Saturday, October 20, 2012

Captain Dodd

William Dodd
Dodd Road may be a familiar thoroughfare for many folks South of the Minnesota River. It is a road that I have traveled well over the last 8 years, as it is a leg of my journey to and from work. I had always thought it was a bit of a peculiar stretch, since it is the only portion of my trip that does not travel North/South or East/West, but rather at a diagonal Southwest/Northeast path.

​Not giving it much attention for years, I happened to be traveling a bit off the beaten path on my way back from a visit to my parents house in southern Minnesota, when to my surprise I came across a road sign in the small rural town of Kilkenny. The sign read: "Historic Dodd Road 1853". Piquing my curiosity, I wondered if this could be the same Dodd road south of my home in Apple Valley. I hurried home, and did some quick research to soon find out that it is indeed the same road, and that it was built by a gentleman named William Dodd in 1853 and that it extends from St. Peter, MN all the way into West St.Paul.

​Why a road from St. Paul to St. Peter? Well I soon discovered that Dodd seemed to be quite a speculator, and his speculation was surrounding the site of what he believed would be the future capitol of the state. William Dodd was one of several white men to attend the signing of the Treaty of Traverse Des Sioux in 1851, a treaty in which several native american bands signed over ownership of a large swath of land making up most of the southern half of what is now Minnesota.
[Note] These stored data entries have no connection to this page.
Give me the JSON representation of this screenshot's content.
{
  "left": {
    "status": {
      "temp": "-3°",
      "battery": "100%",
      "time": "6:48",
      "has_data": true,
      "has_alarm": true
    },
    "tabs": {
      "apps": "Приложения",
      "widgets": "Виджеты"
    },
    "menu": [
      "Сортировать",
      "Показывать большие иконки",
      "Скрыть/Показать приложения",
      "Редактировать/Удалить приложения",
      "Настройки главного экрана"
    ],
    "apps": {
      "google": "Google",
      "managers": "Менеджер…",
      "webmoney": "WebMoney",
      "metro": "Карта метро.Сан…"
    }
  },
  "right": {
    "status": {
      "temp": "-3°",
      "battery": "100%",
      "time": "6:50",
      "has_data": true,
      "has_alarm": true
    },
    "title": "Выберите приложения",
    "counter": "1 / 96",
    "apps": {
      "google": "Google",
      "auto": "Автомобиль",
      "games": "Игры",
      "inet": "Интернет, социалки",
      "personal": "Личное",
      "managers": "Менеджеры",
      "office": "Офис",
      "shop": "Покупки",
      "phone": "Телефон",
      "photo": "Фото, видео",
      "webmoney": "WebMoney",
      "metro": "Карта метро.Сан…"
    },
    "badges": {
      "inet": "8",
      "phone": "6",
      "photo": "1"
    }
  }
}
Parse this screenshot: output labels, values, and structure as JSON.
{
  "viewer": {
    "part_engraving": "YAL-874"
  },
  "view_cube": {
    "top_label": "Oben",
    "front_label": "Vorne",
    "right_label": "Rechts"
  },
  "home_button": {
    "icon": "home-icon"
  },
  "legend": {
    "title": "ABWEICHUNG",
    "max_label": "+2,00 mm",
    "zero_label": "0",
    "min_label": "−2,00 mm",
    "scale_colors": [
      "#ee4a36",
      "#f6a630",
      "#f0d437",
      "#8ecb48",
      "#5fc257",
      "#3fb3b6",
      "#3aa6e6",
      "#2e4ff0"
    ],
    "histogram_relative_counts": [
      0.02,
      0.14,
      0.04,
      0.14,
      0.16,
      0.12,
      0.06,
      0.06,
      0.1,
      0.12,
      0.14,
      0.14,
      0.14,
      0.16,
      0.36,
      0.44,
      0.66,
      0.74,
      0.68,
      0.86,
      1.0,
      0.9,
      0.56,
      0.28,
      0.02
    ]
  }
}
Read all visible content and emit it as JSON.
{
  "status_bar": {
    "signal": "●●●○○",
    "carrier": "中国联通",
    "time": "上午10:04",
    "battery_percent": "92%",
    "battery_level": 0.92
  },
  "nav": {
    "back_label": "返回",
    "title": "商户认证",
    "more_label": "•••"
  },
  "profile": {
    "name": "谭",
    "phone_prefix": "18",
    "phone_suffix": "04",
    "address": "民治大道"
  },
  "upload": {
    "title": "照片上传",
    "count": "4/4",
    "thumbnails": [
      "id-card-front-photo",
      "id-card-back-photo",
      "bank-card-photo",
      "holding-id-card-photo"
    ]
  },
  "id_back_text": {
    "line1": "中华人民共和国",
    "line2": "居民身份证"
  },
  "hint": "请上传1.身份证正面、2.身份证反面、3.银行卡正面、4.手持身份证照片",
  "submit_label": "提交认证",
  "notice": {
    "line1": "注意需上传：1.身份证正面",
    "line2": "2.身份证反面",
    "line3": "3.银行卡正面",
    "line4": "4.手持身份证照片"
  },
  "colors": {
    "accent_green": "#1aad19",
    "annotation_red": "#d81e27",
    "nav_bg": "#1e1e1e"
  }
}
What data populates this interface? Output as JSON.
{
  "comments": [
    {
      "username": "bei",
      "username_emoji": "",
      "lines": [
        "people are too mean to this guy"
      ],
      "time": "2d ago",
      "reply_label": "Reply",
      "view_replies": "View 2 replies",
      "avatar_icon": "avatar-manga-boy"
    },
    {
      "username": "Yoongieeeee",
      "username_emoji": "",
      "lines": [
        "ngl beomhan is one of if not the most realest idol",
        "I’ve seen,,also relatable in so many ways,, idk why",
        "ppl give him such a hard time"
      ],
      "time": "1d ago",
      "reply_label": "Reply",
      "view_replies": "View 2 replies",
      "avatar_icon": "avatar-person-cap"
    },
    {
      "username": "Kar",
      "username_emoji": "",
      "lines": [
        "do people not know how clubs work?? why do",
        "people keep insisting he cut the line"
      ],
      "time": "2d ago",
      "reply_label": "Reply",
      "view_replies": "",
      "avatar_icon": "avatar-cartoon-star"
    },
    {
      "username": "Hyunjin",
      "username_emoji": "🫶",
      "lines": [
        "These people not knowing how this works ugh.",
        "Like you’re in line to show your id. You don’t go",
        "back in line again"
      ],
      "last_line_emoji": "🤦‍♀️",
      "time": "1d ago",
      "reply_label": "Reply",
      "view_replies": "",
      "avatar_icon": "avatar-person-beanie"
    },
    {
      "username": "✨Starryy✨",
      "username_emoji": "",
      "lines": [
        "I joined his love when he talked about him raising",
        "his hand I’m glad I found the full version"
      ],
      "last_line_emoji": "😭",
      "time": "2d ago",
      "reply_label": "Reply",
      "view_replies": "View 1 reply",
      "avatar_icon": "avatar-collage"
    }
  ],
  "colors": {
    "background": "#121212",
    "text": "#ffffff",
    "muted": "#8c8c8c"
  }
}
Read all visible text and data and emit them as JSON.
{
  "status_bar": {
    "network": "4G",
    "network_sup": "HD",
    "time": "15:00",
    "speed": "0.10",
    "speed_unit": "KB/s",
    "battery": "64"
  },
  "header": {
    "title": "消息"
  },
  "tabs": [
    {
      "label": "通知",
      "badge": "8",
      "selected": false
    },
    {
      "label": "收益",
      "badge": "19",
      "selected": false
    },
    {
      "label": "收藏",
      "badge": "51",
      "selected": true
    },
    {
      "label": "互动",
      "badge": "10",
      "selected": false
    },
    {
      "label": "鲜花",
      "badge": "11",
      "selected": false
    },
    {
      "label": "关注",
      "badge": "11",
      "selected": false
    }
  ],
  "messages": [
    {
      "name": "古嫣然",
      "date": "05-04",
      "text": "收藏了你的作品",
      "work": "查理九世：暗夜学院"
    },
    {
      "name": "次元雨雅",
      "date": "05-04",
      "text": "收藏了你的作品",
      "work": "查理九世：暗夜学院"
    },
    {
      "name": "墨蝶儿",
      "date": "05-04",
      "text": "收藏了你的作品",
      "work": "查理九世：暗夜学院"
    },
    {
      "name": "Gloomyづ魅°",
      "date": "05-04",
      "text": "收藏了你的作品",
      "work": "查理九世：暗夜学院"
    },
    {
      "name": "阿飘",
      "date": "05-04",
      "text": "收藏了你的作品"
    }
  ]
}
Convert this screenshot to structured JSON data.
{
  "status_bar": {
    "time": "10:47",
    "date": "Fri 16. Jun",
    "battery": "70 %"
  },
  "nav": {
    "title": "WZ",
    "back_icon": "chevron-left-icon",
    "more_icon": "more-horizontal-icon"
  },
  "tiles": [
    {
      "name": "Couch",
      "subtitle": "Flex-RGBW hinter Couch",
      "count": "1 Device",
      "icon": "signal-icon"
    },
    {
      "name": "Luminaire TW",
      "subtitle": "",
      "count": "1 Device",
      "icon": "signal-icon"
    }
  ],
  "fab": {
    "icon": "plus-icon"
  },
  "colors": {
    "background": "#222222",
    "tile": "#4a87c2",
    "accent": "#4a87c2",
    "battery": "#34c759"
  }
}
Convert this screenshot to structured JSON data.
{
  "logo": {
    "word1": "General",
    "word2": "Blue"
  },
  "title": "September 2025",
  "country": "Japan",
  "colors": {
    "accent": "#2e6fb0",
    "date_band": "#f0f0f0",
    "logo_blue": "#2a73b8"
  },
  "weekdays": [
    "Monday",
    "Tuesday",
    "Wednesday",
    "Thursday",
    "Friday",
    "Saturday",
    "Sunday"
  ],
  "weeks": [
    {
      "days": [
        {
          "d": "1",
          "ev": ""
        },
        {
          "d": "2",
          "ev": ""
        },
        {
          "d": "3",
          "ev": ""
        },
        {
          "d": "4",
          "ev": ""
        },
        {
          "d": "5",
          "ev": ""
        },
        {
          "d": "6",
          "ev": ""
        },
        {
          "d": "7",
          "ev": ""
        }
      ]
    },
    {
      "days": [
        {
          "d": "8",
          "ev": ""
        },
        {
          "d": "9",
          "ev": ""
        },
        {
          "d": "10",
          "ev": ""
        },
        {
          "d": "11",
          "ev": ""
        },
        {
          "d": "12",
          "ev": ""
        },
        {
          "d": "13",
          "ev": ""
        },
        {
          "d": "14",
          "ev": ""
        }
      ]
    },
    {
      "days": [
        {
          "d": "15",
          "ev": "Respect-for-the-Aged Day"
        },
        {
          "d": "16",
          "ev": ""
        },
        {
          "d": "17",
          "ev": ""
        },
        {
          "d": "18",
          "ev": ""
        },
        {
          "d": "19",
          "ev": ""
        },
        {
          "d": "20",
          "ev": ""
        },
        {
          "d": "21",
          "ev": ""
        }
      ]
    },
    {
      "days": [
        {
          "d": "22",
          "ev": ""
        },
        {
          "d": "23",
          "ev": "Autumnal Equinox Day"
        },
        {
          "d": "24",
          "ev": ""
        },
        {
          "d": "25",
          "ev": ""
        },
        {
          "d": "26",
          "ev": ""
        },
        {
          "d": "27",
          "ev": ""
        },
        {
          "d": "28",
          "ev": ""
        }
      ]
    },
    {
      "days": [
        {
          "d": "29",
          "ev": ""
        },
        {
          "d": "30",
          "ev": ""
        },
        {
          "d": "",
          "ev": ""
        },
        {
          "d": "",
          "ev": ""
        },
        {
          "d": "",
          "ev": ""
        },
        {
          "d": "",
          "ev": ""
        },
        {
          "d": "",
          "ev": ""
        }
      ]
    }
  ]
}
He made claim to a large portion of this land near the treaty site where St. Peter now stands. Less than two years later, he was working on his road.
Joseph Rolette

Unable to get financing from the federal government, he reached out to local businessmen in St. Paul and was able to get some investment from several men including a businessman named Larpentuer. With this money he hurried away and finished the road by the fall of 1853.​

With his road in place and his claims staked the last remaining task to Dodd's fortune and fame would be the relocation of the capitol to St. Peter.​ In 1857, this plan was set in motion with a bill to remove the capitol from St. Paul. The bill had support from the house and senate and only required that it be signed by the governor. The governor too was in support of the bill, but unfortunately for Dodd, the governor never had the opportunity to sign it. A dissenting senator named Joseph Rolette, stole the bill and went into hiding for two weeks until the legislative session was over, thus preventing it from being signed into law.

​Bad news for Dodd, his road, and for the city of St. Peter.

To add to Dodd's misfortunes, he was killed in 1862 during the Dakota Uprising. He was the captain of the militia that was sent to defend the city of New Ulm from Indian attack, and was shot in the head while riding his horse.